これは明らかに意図的で、国民以外にも幅広い人々に向けてメッセージを発している。昭和や平成との大きな違いです。

 もっとも昨年のアエラでは、「天皇と皇后は『日本人』『国民』という範疇だけで物事をとらえていないように感じます。これも平成との違いで、メッセージにはその違いが表れるのではないかと思っています」と話しました。この点でも予想は的中したわけです。

 天皇がメッセージを出すとすれば即位1年後の5月1日が一つのタイミングではないかと話したのは、初めての緊急事態宣言の最中で、国中が緊張状態にあったからです。今回のメッセージが5月1日に出されていたら、反響はもっと大きく、天皇の言葉をありがたがる空気が生まれたと思います。が、それから8カ月もたち、事態は一層悪化しているのに、内容は当時予想したのとあまり変わらず、新鮮味が感じられませんでした。1月1日の新聞各紙も、1面で取り上げたのは読売だけ。午前7時のNHKニュースでも、トップ扱いではありませんでした。

■思いを受け取る客体

 今回インパクトがあったのは、メッセージの中身よりも、むしろ皇后が天皇と並んで映る動画の方でした。6分45秒もの間ずっと映っていて、最初と最後には肉声まで発しました。

 明治から敗戦までの勅語や詔書で使われた「臣民」は、戦後、「国民」に変わりました。現天皇の「皆さん」は、より親近感のある柔らかい表現です。さらに現皇后は「皆様」と言い換えたばかりか、短いメッセージのなかに「思いをされてきた」「お祈りいたします」「お過ごしいただきますように」と、敬語を3回も使っています。

 皇后は天皇とは異なり、皇太子妃時代からずっと療養生活を続けてきて、いまだに完治していません。ずっと国民の側が案じてきた存在です。今回のメッセージでも、天皇より皇后に注目し、「大丈夫だろうか」と心配した国民も少なくなかったと思います。皇后の度重なる敬語表現は、そうした国民に対する感謝の意味合いも伴っていたように思います。

 平成のときには、テレビ画面に映っているのは天皇だけで、皇后は奥に控えていた。ところが今回は横並びで、天皇と皇后が対等な形であることをはっきりと示した。

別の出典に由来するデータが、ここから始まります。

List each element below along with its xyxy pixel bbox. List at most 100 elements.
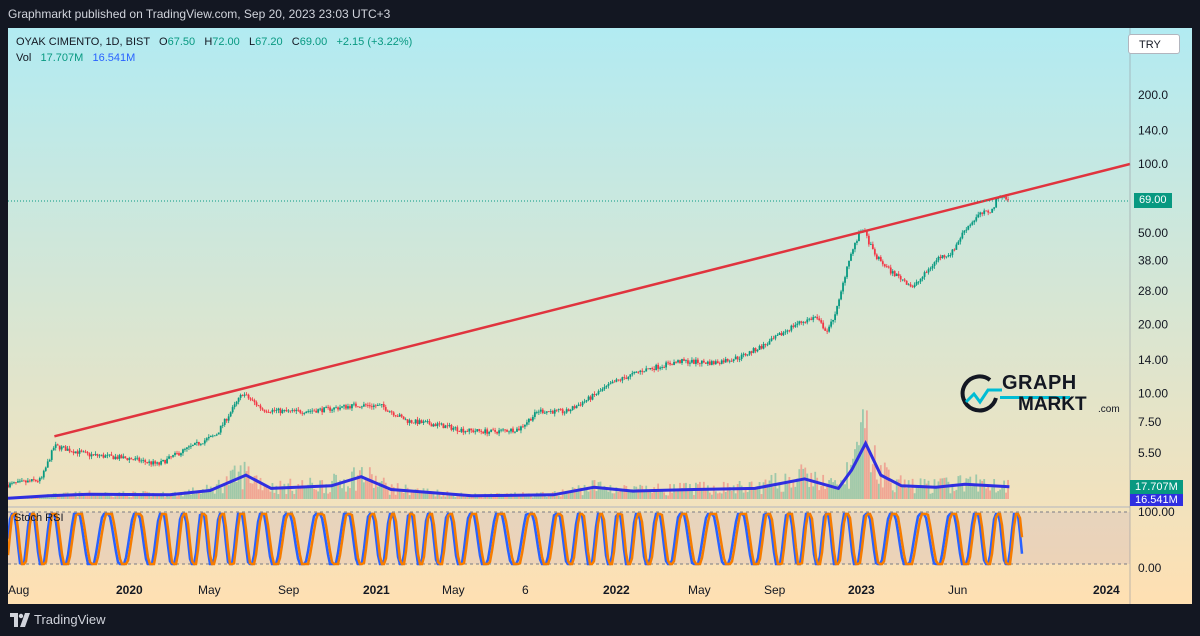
- volume-bar: [450, 493, 453, 499]
- volume-bar: [512, 496, 514, 499]
- candle-body: [524, 424, 526, 427]
- volume-bar: [390, 484, 393, 499]
- candle-body: [343, 405, 345, 407]
- volume-bar: [824, 488, 827, 499]
- stoch-rsi-title[interactable]: Stoch RSI: [14, 512, 64, 524]
- volume-bar: [317, 491, 320, 499]
- candle-body: [899, 276, 902, 280]
- candle-body: [193, 442, 196, 445]
- time-axis[interactable]: Aug 2020 May Sep 2021 May 6 2022 May Sep 2023 Jun 20…: [8, 583, 1120, 597]
- candle-body: [869, 244, 872, 246]
- candle-body: [750, 351, 753, 353]
- volume-bar: [591, 480, 594, 499]
- volume-bar: [645, 485, 648, 499]
- candle-body: [744, 353, 747, 356]
- candle-body: [277, 408, 280, 411]
- trendline[interactable]: [54, 162, 1131, 438]
- volume-bar: [400, 491, 403, 499]
- candle-body: [434, 424, 437, 427]
- volume-bar: [897, 479, 900, 499]
- volume-bar: [619, 488, 622, 499]
- volume-bar: [840, 480, 842, 499]
- high-label: H: [204, 36, 213, 48]
- volume-bar: [772, 487, 775, 499]
- volume-bar: [865, 410, 868, 499]
- rsi-tick-label: 100.00: [1138, 505, 1175, 519]
- volume-bar: [748, 482, 751, 499]
- volume-bar: [555, 493, 558, 499]
- candle-body: [697, 359, 699, 363]
- volume-bar: [557, 495, 560, 499]
- candle-body: [854, 242, 856, 250]
- volume-bar: [150, 496, 153, 499]
- candle-body: [879, 257, 882, 262]
- rsi-axis[interactable]: 100.00 0.00: [1138, 505, 1175, 575]
- candle-body: [239, 394, 242, 398]
- volume-bar: [653, 487, 656, 499]
- candle-body: [360, 406, 363, 408]
- volume-bar: [565, 491, 568, 499]
- volume-bar: [641, 485, 644, 499]
- candle-body: [456, 427, 459, 432]
- time-tick-label: 2024: [1093, 583, 1120, 597]
- candle-body: [838, 299, 840, 307]
- tradingview-brand[interactable]: TradingView: [34, 612, 106, 627]
- volume-bar: [353, 467, 355, 499]
- candle-body: [249, 398, 252, 400]
- volume-bar: [967, 478, 970, 499]
- candle-body: [30, 479, 33, 482]
- tradingview-logo-icon[interactable]: [10, 613, 30, 627]
- volume-label[interactable]: Vol: [16, 52, 32, 64]
- candle-body: [374, 405, 377, 407]
- volume-bar: [545, 496, 548, 499]
- volume-bar: [754, 487, 757, 499]
- volume-bar: [547, 496, 550, 499]
- candle-body: [82, 451, 85, 453]
- volume-bar: [774, 473, 777, 499]
- volume-bar: [209, 486, 212, 499]
- volume-bar: [524, 495, 526, 499]
- volume-bar: [706, 485, 709, 499]
- chart-area[interactable]: 200.0 140.0 100.0 50.00 38.00 28.00 20.00 14.00…: [8, 28, 1192, 604]
- candle-body: [170, 456, 172, 458]
- candle-body: [62, 446, 65, 448]
- candle-body: [144, 460, 147, 463]
- candle-body: [480, 430, 483, 432]
- candle-body: [828, 326, 831, 332]
- candle-body: [430, 424, 433, 427]
- volume-bar: [818, 490, 821, 499]
- candle-body: [714, 361, 717, 365]
- candle-body: [432, 424, 435, 427]
- candle-body: [766, 344, 769, 346]
- volume-bar: [784, 473, 787, 499]
- volume-bar: [351, 471, 353, 499]
- candle-body: [468, 428, 471, 432]
- volume-bar: [116, 494, 119, 499]
- candle-body: [790, 325, 793, 331]
- volume-bar: [726, 483, 729, 499]
- candle-body: [460, 428, 463, 432]
- volume-bar: [681, 488, 683, 499]
- volume-bar: [844, 484, 846, 499]
- volume-bar: [655, 491, 658, 499]
- open-label: O: [159, 36, 168, 48]
- volume-bar: [790, 487, 793, 499]
- chart-canvas[interactable]: 200.0 140.0 100.0 50.00 38.00 28.00 20.00 14.00…: [8, 28, 1192, 604]
- candle-body: [563, 412, 566, 414]
- candle-body: [641, 370, 644, 372]
- candle-body: [156, 462, 159, 464]
- volume-bar: [154, 493, 157, 499]
- volume-bar: [873, 445, 876, 499]
- candle-body: [229, 412, 232, 417]
- currency-button[interactable]: TRY: [1128, 34, 1180, 54]
- candle-body: [844, 277, 846, 283]
- candle-body: [500, 429, 502, 431]
- candle-body: [585, 400, 588, 402]
- candle-body: [162, 460, 164, 462]
- volume-bar: [708, 492, 711, 499]
- volume-bar: [931, 492, 934, 499]
- symbol-label[interactable]: OYAK CIMENTO, 1D, BIST: [16, 36, 150, 48]
- candle-body: [404, 419, 407, 421]
- volume-bar: [569, 490, 572, 499]
- price-axis[interactable]: 200.0 140.0 100.0 50.00 38.00 28.00 20.00 14.00…: [1138, 88, 1168, 460]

これを「令和流」と言うこともできましょうが、より踏み込んで言えば、天皇がメッセージを発する主体であり、国民はただそれを受け取るだけの客体にすぎなかった平成までとは異なり、逆に皇后が国民からのさまざまな思いを受け取る客体となることで、皇室と国民の間に新たな関係が生まれているようにも見えるのです。